Russian olive is a thorny shrub or small tree growing up to 35 feet tall. This tree is easily recognized by the silvery, scaly underside of the leaves and the slightly thorny stems. Leaves are alternate and ½ inch wide. Small, yellowish flowers or hard green to yellow fruits are abundant and occur on clusters near the stems in the spring and in the summer. Russian olive can form a dense shrub layer which displaces native species and closes open areas.
Russian olive trees are a hardy deciduous shrub or small tree. The spreading branches form into a dense rounded crown. It has thick bark that comes off in narrow, elongated, fibrous strips. They also have dry, olive-like hard seeds that will remain viable in the soil for up to 3 years.
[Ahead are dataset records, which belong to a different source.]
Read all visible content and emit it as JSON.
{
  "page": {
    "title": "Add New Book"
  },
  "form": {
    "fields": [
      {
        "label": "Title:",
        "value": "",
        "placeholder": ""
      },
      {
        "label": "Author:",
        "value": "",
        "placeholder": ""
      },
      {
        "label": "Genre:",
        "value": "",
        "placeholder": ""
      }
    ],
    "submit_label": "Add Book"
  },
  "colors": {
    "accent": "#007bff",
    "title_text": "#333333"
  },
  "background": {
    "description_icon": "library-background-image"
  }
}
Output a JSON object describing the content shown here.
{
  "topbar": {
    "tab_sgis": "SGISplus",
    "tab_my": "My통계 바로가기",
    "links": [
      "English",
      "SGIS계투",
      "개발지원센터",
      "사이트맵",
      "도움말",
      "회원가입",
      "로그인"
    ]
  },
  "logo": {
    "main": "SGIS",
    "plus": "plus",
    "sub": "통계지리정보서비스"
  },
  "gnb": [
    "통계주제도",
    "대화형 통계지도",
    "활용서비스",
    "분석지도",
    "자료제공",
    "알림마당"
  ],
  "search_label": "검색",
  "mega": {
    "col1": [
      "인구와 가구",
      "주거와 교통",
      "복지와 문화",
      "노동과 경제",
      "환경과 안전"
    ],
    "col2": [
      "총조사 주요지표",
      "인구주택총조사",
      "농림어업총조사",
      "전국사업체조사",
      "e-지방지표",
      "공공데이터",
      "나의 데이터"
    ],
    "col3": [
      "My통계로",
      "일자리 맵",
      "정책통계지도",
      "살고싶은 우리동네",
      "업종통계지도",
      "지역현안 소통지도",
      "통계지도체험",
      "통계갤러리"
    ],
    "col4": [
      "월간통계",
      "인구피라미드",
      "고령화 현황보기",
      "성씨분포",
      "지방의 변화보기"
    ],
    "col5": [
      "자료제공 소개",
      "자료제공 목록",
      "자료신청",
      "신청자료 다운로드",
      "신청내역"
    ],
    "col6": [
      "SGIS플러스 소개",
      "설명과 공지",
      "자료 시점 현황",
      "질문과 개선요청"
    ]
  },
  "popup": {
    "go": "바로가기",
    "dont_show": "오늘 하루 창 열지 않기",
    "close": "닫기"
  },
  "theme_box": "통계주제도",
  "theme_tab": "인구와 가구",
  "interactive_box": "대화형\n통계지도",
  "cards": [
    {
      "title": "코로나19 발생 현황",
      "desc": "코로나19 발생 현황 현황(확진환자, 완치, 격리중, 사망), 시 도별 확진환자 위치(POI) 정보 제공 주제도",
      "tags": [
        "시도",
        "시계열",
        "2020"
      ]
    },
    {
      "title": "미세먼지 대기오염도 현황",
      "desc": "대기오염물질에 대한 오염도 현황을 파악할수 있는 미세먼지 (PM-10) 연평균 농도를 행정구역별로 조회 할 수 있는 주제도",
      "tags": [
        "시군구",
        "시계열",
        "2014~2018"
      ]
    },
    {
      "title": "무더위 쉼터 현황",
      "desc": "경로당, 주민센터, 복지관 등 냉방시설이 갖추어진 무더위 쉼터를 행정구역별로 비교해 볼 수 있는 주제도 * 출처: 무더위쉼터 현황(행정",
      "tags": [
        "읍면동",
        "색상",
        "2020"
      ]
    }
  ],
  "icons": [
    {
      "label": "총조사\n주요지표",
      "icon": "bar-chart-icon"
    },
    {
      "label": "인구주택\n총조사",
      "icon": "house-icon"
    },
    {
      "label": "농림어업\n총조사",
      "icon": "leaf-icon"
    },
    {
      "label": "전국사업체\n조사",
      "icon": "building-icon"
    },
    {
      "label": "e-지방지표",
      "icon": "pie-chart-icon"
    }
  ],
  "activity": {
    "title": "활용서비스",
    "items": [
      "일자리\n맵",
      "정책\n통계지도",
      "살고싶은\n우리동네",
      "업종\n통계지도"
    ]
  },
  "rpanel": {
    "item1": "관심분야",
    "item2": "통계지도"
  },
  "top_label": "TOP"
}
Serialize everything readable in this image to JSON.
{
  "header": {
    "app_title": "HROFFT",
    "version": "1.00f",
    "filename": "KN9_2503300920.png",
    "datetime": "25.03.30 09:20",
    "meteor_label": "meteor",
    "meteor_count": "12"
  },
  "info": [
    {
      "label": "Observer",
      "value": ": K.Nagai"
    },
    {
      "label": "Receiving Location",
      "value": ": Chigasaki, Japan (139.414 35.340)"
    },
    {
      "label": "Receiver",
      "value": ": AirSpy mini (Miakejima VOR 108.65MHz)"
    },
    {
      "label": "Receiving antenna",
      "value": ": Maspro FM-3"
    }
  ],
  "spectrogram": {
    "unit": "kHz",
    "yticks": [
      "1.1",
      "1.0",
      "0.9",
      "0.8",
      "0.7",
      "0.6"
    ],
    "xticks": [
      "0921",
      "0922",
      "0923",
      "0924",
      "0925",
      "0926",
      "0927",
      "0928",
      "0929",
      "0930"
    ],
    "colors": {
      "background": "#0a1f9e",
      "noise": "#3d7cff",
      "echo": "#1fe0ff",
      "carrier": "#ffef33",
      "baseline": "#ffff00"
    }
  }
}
Russian olive will invade old fields, woodland edges, river banks and other disturbed areas.
There are herbicides and other control methods that commonly control Russian olive. Often dormant applications using cut-stump treatments are more effective. Foliar treatments are difficult due to the size of trees, and are often done on regrowth of cut trees.For more information on these herbicides and other control methods contact the Weed and Pest office.
Russian olive trees were mainly planted for wildlife habitat, mine reclamation and shelterbelts. In Crook County it is up to the landowner if they want to remove Russian olive. Many people use the wood for making furniture and other items.